After uncovering a Hamas underground tunnel network in last summer's Gaza war, the Israeli military has turned its attention northward in search of a Hezbollah tunnel network some speculate may make Hamas' network look like a "child's game," the pan-Arab
al-Monitor website reported recently.
Israel uncovered more than a dozen tunnels running from Gaza into its territory last summer, and few would be surprised to learn that more have yet to be located, officials said.
Alan Dershowitz noted that during the Gaza war, there were reports that Hamas planned to use that underground smuggling network to carry out a large-scale terrorist attack on Israel on Rosh Hashanah.
It would have involved hundreds of terrorists simultaneously emerging from dozens of tunnels and "slaughter[ing] hundreds, if not thousands, of Israeli civilians and soldiers. If this report were true, as many in Israel believed it was, the Rosh Hashanah massacre would have been the equivalent of a hundred 9/11s in the United States,"
Dershowitz wrote.
But Israeli officials suspect that the Iranian-backed Hezbollah — whose cadres specialize in tunnel warfare and taught this skill to Hamas — may be putting together a more lethal state-of-the-art tunnel network running from its base in Lebanon into Israel.
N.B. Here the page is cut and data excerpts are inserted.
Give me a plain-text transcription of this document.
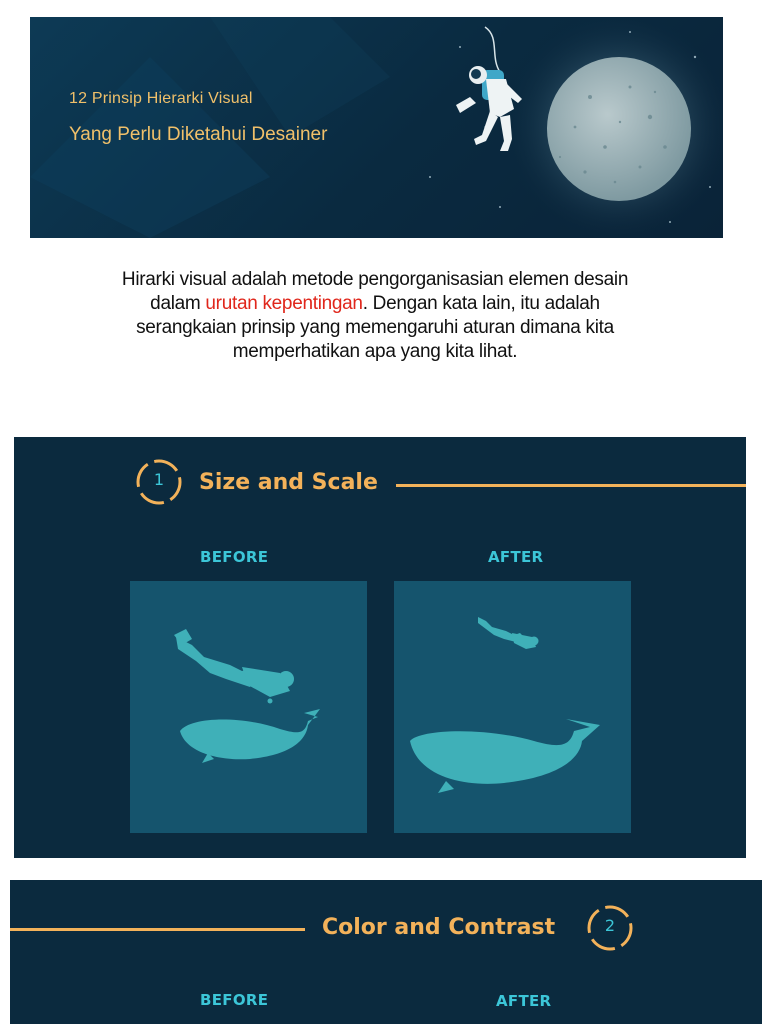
12 Prinsip Hierarki Visual
Yang Perlu Diketahui Desainer
Hirarki visual adalah metode pengorganisasian elemen desain dalam urutan kepentingan. Dengan kata lain, itu adalah serangkaian prinsip yang memengaruhi aturan dimana kita memperhatikan apa yang kita lihat.
1	Size and Scale
BEFORE	AFTER
Color and Contrast	2
BEFORE	AFTER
In Zarit, a village of 230 people on the Lebanon border, Israeli military engineers this week began drilling underground in search of Hezbollah tunnels,
The New York Times reported.
The operation began after village residents reported hearing strange sounds from underground, leading them to believe the terrorist group might be building tunnels to smuggle militants and weapons onto Israeli territory.
The issue has taken on new urgency for Israelis in the wake of Hezbollah's attack on Wednesday which killed two Israeli soldiers and wounded seven others. The terror group fired anti-tank missiles which struck the unarmored vehicle the Israelis were traveling in about a mile from the border with Lebanon.
Hezbollah's leader, Hassan Nasrallah, recently said his forces were prepared to invade the Galilee region of northern Israel, and
Israeli military planners say they expect Hezbollah to try to invade and capture territory there the next time it goes to war against Israel.
Thus far, the engineers haven't found any evidence of terrorist activity underground. But village residents warily look across the border into Hezbollah-controlled southern Lebanon, where they see a large volume of construction equipment and houses being built.
"They are preparing for the next war," said village chairman Yossi Adoni. "They camouflage their intelligence activities and lookout points. They are watching us."
Just a short distance away from the village is a reminder of the danger from the other side of the fence. It's where Hezbollah staged the July 2006 cross-border raid in which eight Israeli soldiers were killed and two others kidnapped. That triggered a war lasting close to five weeks in which 160 Israelis and more than 1,000 Lebanese were killed.
If the next war comes, the tiny village will be in the line of fire.